The sanctions have a limited effect on industrial goods, high technology, semiconductors and goods that can be used in both the civil and defense industries (dual use). Russia has developed a multi-pronged system of sanctions evasion and is implementing it through neighboring countries to the south and east. Most of this is offset by China, Russia’s main supplier and ally in the war against the Ukraine. In this respect, Russia is not cut off from technology, but has to buy the goods at higher prices than would be the case without sanctions.

Money, the most efficient means

Which brings us to money, the most efficient means of making Russia feel the consequences of its many wars. The financial sanctions, which Putin doesn’t like to talk about, are cutting deeply into the Russian budget. Russia has lost its monetary reserves stored in Western banks, and the interest on these reserves goes to Ukraine. Russia is excluded from international payment transactions, it can no longer use the financial service provider Swift, and it can no longer sell its oil for euros or dollars at the world market price. Banks are cut off from international markets and Russia can no longer issue bonds on global markets. These sanctions have already cost the Russian state hundreds of billions of euros, far more than the entire Russian state budget per year.

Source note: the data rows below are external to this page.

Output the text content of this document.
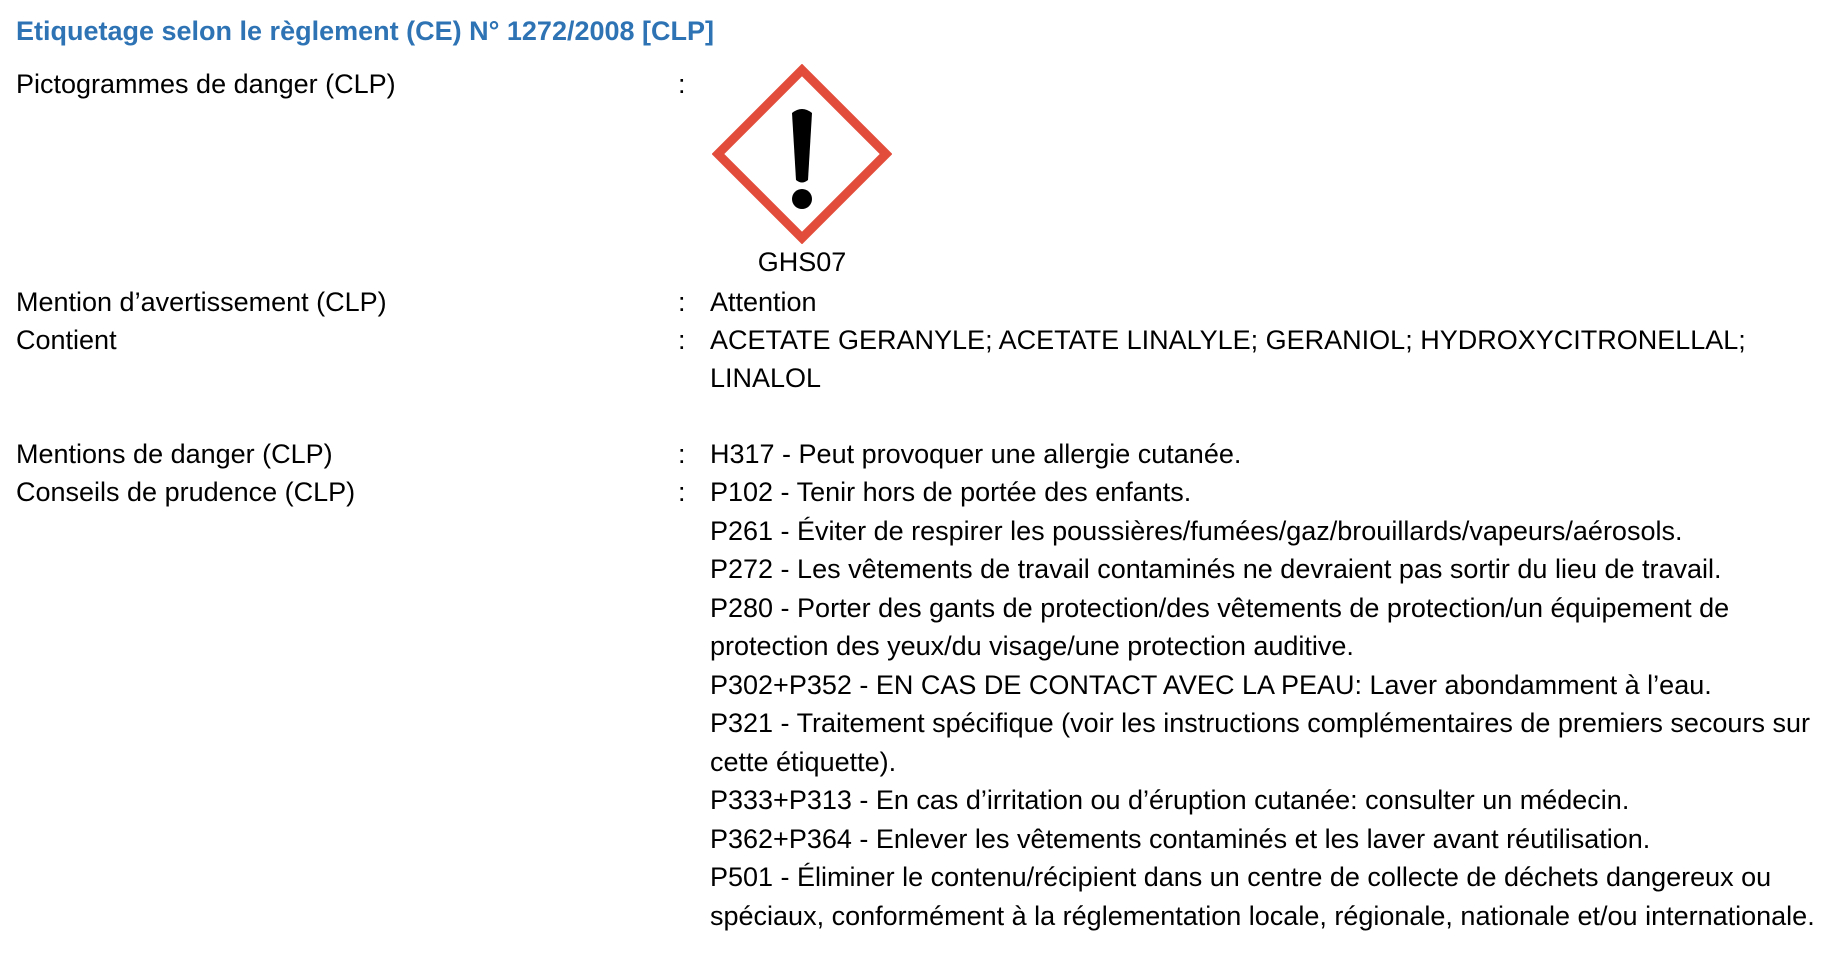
Etiquetage selon le règlement (CE) N° 1272/2008 [CLP]
Pictogrammes de danger (CLP)	:
GHS07
Mention d’avertissement (CLP)	: Attention
Contient	: ACETATE GERANYLE; ACETATE LINALYLE; GERANIOL; HYDROXYCITRONELLAL; LINALOL
Mentions de danger (CLP)	: H317 - Peut provoquer une allergie cutanée.
Conseils de prudence (CLP)	: P102 - Tenir hors de portée des enfants.
P261 - Éviter de respirer les poussières/fumées/gaz/brouillards/vapeurs/aérosols.
P272 - Les vêtements de travail contaminés ne devraient pas sortir du lieu de travail.
P280 - Porter des gants de protection/des vêtements de protection/un équipement de protection des yeux/du visage/une protection auditive.
P302+P352 - EN CAS DE CONTACT AVEC LA PEAU: Laver abondamment à l’eau.
P321 - Traitement spécifique (voir les instructions complémentaires de premiers secours sur cette étiquette).
P333+P313 - En cas d’irritation ou d’éruption cutanée: consulter un médecin.
P362+P364 - Enlever les vêtements contaminés et les laver avant réutilisation.
P501 - Éliminer le contenu/récipient dans un centre de collecte de déchets dangereux ou spéciaux, conformément à la réglementation locale, régionale, nationale et/ou internationale.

That has consequences. Financial sanctions are not the only cause, but Russia is plagued by high structural inflation, capital flight and a lack of investment. The exorbitantly high key interest rates are strangling civilian industry; the subsidized war economy is doing particularly well. Despite high government spending, the country suffers from permanent economic stagnation.

Wladimir Putin has been waging war almost continuously since 1999, against Chechnya, Georgia, Ukraine, Syria and Africa. But unlike before, German gas consumers no longer pay for this. Putin is waging war at the expense of Russia’s future.